Le code source ne sera pas totalement ouvert
Mais plus encore que ce faux départ pour la publication open source de StopCovid — plus de texte qu’autre chose, des graphiques assimilables à de la présentation technique ou marketing et un document PDF –, ce qui inquiète c’est la naissance d’une polémique sur l’accès au code source. Alors que celui-ci devait être public, on commence à lire que certaines parties seront finalement privées.
C’est ce que déclare l’Institut national de recherche en informatique et en automatique (Inria), qui pilote le projet, dans son communiqué du 12 mai. Il est annoncé qu’une partie restreinte ne sera pas publiée, car elle correspond à des tests ou à des parties critiques pour la sécurité de l’infrastructure. En revanche, ajoute-t-il, une documentation présentera les grands principes de sécurité mis en œuvre sur StopCovid.
De fait, cela jette une ombre au tableau, alors que toutes les recommandations émises depuis l’annonce de StopCovid ne cessent d’insister sur le caractère public de ce genre de logiciel, afin de démontrer par les actes qu’il n’y a pas de problème. C’est vrai en ce qui concerne le Conseil national du numérique, la Commission européenne ou encore de l’Agence nationale de la sécurité des systèmes d’information (Anssi).

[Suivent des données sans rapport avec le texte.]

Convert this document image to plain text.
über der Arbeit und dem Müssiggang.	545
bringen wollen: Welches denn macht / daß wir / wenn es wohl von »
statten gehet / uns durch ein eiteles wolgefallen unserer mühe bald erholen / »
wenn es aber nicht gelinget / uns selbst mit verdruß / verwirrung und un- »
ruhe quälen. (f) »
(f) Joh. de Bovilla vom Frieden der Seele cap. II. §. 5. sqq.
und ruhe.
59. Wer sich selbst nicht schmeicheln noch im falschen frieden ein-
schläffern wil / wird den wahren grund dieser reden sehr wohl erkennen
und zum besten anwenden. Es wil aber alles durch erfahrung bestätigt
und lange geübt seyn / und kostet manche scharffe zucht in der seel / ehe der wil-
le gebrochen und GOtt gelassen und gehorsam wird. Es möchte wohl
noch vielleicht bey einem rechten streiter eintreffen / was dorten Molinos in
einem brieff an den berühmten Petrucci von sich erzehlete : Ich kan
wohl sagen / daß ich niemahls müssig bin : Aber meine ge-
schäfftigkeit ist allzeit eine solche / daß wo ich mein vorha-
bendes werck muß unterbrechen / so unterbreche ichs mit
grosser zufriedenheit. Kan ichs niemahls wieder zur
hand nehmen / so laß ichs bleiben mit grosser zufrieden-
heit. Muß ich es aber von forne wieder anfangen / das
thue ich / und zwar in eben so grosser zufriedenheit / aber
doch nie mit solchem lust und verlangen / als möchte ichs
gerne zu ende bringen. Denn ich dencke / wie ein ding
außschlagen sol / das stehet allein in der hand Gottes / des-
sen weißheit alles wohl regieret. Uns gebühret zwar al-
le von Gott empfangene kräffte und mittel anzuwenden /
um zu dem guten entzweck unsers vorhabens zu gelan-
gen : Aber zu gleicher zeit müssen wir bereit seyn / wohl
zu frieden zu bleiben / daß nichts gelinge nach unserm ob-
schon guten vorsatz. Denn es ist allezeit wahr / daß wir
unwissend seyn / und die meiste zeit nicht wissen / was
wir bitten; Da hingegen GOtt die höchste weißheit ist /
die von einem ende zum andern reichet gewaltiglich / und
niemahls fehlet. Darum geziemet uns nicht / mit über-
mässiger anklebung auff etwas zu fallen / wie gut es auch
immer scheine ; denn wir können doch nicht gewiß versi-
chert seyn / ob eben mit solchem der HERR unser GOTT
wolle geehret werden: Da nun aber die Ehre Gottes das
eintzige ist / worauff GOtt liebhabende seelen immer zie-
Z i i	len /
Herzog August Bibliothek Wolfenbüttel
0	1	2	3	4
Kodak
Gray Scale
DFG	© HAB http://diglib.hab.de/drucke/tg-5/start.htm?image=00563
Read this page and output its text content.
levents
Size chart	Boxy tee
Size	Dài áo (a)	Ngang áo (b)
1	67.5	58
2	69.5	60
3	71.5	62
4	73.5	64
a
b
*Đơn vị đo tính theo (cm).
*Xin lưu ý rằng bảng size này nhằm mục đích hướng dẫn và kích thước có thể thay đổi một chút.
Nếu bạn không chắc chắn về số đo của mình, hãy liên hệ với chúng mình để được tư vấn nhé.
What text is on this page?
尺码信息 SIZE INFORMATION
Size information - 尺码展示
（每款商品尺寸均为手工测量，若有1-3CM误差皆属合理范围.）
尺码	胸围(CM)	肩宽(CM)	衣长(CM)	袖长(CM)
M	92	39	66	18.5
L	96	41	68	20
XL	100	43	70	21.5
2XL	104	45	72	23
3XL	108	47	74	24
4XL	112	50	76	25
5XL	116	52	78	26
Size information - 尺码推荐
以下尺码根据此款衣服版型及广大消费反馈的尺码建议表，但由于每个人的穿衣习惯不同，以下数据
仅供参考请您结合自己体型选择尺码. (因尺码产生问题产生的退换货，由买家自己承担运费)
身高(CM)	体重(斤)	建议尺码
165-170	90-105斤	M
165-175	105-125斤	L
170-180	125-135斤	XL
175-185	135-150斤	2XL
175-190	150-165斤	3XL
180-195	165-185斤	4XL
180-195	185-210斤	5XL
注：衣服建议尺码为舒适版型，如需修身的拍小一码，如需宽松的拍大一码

Ainsi, parmi ses 56 conseils, l’agence assurant la cyberdéfense du pays explique que « tous les travaux menés dans le cadre du projet StopCovid seront publiés sous licence open source afin de garantir l’amélioration continue du dispositif et la correction d’éventuelles vulnérabilités » et qu’il faut se garder d’utiliser des mécanismes « d’obfuscation du code », c’est-à-dire de servir de mécanismes pour cacher du code.
C’est ce que rappelait aussi son directeur, Guillaume Poupard, dans une audition survenue le 12 mai. « Dans le strict champ de la sécurité numérique, si on veut être capable de faire ça proprement, ça veut dire que l’application qui va être mise sur les téléphones doit être bien conçue, propre et de confiance. Ça veut dire qu’elle doit être bien développée, auditée et transparente, avec la publication du contenu de ce code ».
« N’importe qui peut aller vérifier que tout cela est réellement sain et bien fait », ajoute-t-il. « Tout un chacun pourra aller vérifier, y compris les experts indépendants, qui sont parfois très critiques sur ce genre d’application, pourront aller vérifier que ce qui est fait est bien fait et si ce n’est pas le cas ils pourront suggérer des améliorations. C’est toute la logique de ce qu’on appelle l’open source, qui permet d’associer la communauté pour faire progresser les fonctionnalités et la sécurité du système ».